Stepwise regression#

Warning: stepwise regression is generally NOT a valid method for model selection. This functionality is implemented mainly to explore the properties of the sweep operator.

A common problem encountered in regression analysis is the following:

Question: Should I include the kth variable in regression? Is the improvement in fit statistically significant?

The sweep operator is a beautiful tool for this kind of question, because including/excluding a variable does not require re-fitting the entire model. Instead, just sweep the variable in if you want to include its effect, and if it isn’t good, sweep it out!

[1]:
import sweepystats as sw
import numpy as np

Lets simulate some data. I simulated \(p=5\) covariates from

\[\mathbf{y} = \mathbf{X}\boldsymbol{\beta} + N(0, \mathbf{I})\]

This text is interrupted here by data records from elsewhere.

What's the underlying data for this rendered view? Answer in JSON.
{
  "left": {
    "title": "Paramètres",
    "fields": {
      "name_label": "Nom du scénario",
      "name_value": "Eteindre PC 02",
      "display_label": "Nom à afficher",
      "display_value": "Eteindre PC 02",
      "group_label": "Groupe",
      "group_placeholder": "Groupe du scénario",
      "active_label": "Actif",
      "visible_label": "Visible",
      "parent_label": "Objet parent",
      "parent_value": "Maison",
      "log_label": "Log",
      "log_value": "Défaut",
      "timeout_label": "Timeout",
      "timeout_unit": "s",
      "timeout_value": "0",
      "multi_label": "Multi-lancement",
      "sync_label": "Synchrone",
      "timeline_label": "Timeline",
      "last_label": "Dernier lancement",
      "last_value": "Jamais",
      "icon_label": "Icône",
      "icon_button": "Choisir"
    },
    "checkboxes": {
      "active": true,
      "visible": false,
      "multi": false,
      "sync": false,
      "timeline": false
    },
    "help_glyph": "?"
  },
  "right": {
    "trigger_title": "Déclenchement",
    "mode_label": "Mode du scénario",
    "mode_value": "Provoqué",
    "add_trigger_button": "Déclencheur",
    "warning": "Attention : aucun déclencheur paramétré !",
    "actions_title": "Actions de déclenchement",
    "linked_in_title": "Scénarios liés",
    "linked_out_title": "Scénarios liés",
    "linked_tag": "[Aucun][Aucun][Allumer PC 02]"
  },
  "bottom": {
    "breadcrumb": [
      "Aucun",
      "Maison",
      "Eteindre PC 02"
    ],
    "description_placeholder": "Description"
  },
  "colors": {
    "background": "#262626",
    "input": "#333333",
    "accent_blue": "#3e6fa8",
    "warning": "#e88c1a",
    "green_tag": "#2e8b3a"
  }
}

but only \(k=3\) randomly chosen variables influence the response.

[2]:
n, p, k = 20, 5, 3 # number of samples, covariates, causal covariates
np.random.seed(123) # for reproducibility
X = np.random.normal(n, p, size=(n, p))
beta = np.zeros(p)
beta[np.random.choice(np.arange(p), size=k, replace=False)] = np.random.randn(k)
y = X @ beta + np.random.normal()

Form an instance of LinearRegression class:

[3]:
ols = sw.LinearRegression(X, y)

Including/excluding covariates corresponds to sweeping the variable in/out#

For example, lets “sweep in” the first variable.

[4]:
ols.include_k(0) # include the first variable in regression

After sweeping in the first variable, we can examine the fitted \(\hat{\beta}\):

[5]:
ols.coef()
[5]:
array([-0.59749513])

\(\hat{\beta}\) has length 1 because only 1 variable is included in the model. If we include another variable:

[6]:
ols.include_k(1) # include another variable in regression
ols.coef()
[6]:
array([-1.08801076,  0.55909226])

\(\hat{\beta}\) now has length 2!

We can examine the sum-of-squares residual at any point

[7]:
ols.resid()
[7]:
np.float64(923.9790070962508)

Obviously, including more variables will decrease the sum of squares residual \(\|\mathbf{y} - \hat{\mathbf{y}}\|^2\)

[8]:
ols = sw.LinearRegression(X, y)
resids = []
for i in range(p):
    ols.include_k(i) # sweep the ith variable in (include it in regression)
    resids.append(ols.resid()) # save sum-of-square residual

We can visualize the residuals

[9]:
import matplotlib.pyplot as plt
plt.scatter(range(p), resids, color='blue', label='Residuals')
plt.axhline(0, color='red', linestyle='--', label='Zero Line')
plt.xlabel('Variables included in regression')
plt.ylabel('Residual Value')
plt.title('Adding more variables reduces residuals')
plt.legend()
plt.show()
../../_images/user_guide_notebooks_stepreg_22_0.png

So it seems adding the 2nd, 4th, and 5th variable improved model fit significantly (by reducing sum-of-squared residual to virtually 0). How do we statistically determine whether they are redundant? We can test the hypothesis \(H_k = 0\) using an F-test:

[10]:
# test whether kth variable is significant
for k in range(p):
    f_stat, pval = ols.f_test(k)
    print(f"Variable {k} has p-value {pval}")
Variable 0 has p-value 9.062122146792274e-24
Variable 1 has p-value 0.4648260563197989
Variable 2 has p-value 0.19236569475852966
Variable 3 has p-value 1.5600761098077415e-16
Variable 4 has p-value 7.343646064572416e-18

So the 1st, 4th, and 5th variable is significant. We can compare this against the true beta coefficient:

[11]:
beta # true beta
[11]:
array([-1.97788793,  0.        ,  0.        ,  0.64205469,  0.71226464])

We can also check the OLS beta:

[12]:
ols.coef() # estimated beta
[12]:
array([-1.92696789,  0.00979312,  0.01957962,  0.65187879,  0.74881869])

Conclusion:

  • Stepwise regression using F-test worked in identifying the correct model (in this case)

  • Adding/removing variables from the model corresponds to sweeping the variable in/out. This is an rank-1 update operation, requiring \(\mathcal{O}(p^2)\) flops, and does NOT require re-fitting parameters of the model

  • Visually examining the improvement in residual error will result in a misleading model!